CHARLESTON, W.Va. — In addition to the recent speed limit reduction along the southernmost portion of Interstate 77, more safety-related measures may be approved and implemented over the next several months, according to West Virginia Parkways Authority General Manager Greg Barr.
Following a series of fatal accidents on the Turnpike in Mercer County in recent years, West Virginia Highways Commissioner Jimmy Wriston in April signed an order reducing the speed limit on a six-mile portion of the road between Camp Creek and Flat Top to 60 miles per hour. The order also mandated the installation of flashing chevrons and changeable message boards.
Barr told MetroNews the results of an ongoing comprehensive safety analysis commissioned by the Parkways Authority may be available when the Parkways Authority Board meets at its next regular public session June 13th.
“The safety study has been going on for a while now, and part of it was a speed study, as well.

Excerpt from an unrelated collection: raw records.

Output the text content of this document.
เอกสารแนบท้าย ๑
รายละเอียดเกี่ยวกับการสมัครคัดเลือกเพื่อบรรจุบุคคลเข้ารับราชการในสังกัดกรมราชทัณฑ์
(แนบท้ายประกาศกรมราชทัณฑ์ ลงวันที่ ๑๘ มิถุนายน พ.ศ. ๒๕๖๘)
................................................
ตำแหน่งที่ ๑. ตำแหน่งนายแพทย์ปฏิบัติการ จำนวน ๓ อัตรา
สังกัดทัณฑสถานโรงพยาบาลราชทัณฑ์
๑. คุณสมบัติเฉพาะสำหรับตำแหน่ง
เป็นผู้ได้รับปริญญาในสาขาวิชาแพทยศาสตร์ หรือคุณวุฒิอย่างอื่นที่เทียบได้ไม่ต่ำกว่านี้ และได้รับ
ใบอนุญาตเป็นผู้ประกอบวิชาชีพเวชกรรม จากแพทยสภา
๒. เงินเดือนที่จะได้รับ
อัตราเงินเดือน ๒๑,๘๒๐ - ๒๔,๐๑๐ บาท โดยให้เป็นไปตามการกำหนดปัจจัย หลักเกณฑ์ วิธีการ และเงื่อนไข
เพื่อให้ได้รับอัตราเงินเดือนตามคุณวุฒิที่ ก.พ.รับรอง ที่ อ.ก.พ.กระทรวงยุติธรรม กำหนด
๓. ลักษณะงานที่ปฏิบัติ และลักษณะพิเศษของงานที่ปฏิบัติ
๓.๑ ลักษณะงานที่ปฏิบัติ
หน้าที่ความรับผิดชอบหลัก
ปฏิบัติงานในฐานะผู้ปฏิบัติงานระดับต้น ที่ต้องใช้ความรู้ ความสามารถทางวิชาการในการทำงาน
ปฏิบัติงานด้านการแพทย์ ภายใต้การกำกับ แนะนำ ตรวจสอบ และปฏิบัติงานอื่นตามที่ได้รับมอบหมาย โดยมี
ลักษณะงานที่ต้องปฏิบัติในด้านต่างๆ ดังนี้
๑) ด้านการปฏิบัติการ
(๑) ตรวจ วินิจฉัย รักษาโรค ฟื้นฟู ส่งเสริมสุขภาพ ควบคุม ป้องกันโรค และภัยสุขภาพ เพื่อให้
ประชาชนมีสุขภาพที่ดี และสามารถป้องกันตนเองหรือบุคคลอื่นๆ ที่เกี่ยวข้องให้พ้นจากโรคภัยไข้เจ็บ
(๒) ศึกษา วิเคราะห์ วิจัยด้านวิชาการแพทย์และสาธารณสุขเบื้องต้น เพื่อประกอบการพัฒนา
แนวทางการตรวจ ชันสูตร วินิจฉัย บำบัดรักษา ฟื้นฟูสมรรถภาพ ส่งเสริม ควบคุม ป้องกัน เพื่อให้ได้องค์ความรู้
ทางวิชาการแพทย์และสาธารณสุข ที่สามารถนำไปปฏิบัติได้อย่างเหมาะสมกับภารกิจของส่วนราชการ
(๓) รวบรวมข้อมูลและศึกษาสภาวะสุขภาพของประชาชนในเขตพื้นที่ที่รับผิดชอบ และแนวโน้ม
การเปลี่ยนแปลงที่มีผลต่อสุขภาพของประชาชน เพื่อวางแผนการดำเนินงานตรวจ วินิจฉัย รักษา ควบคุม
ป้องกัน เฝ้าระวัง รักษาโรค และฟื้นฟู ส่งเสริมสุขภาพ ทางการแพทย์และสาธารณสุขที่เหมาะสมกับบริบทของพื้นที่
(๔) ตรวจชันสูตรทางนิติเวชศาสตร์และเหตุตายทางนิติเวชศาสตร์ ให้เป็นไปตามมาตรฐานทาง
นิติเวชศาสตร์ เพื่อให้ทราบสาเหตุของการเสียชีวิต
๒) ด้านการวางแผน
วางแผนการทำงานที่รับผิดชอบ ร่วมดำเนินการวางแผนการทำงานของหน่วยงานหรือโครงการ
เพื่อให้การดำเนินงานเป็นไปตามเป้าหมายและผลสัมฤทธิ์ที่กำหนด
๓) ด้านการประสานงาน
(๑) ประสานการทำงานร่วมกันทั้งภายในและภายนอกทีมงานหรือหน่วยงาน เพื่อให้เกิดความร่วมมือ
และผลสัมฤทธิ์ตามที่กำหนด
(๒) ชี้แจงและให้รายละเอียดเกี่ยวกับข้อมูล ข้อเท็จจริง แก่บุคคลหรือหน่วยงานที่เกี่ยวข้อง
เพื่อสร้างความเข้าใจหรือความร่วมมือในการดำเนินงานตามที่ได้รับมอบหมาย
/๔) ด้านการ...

Before the speed limit could even be considered to be reduced, there had to be a certified speed study done by an engineering firm. That was part of this overall comprehensive analysis,” he said. “The final piece, I think right now, of the study is the median and whether we should add additional barriers to prevent (crossover accidents).
Among the proposals under consideration are the addition of friction course material to the road surface, which would reduce the probability of hydroplaning, and the installation of semi-rigid separation steel guardrail to reinforce the existing median. Barr previously told board members he had been informed by engineers that steel guardrails would be more effective than cable barriers in preventing large trucks from breaking through a median.
An additional Public Service Commission officer recently was hired to patrol the area around the Camp Creek exit and to conduct on-site safety inspections of tractor trailers, as warranted.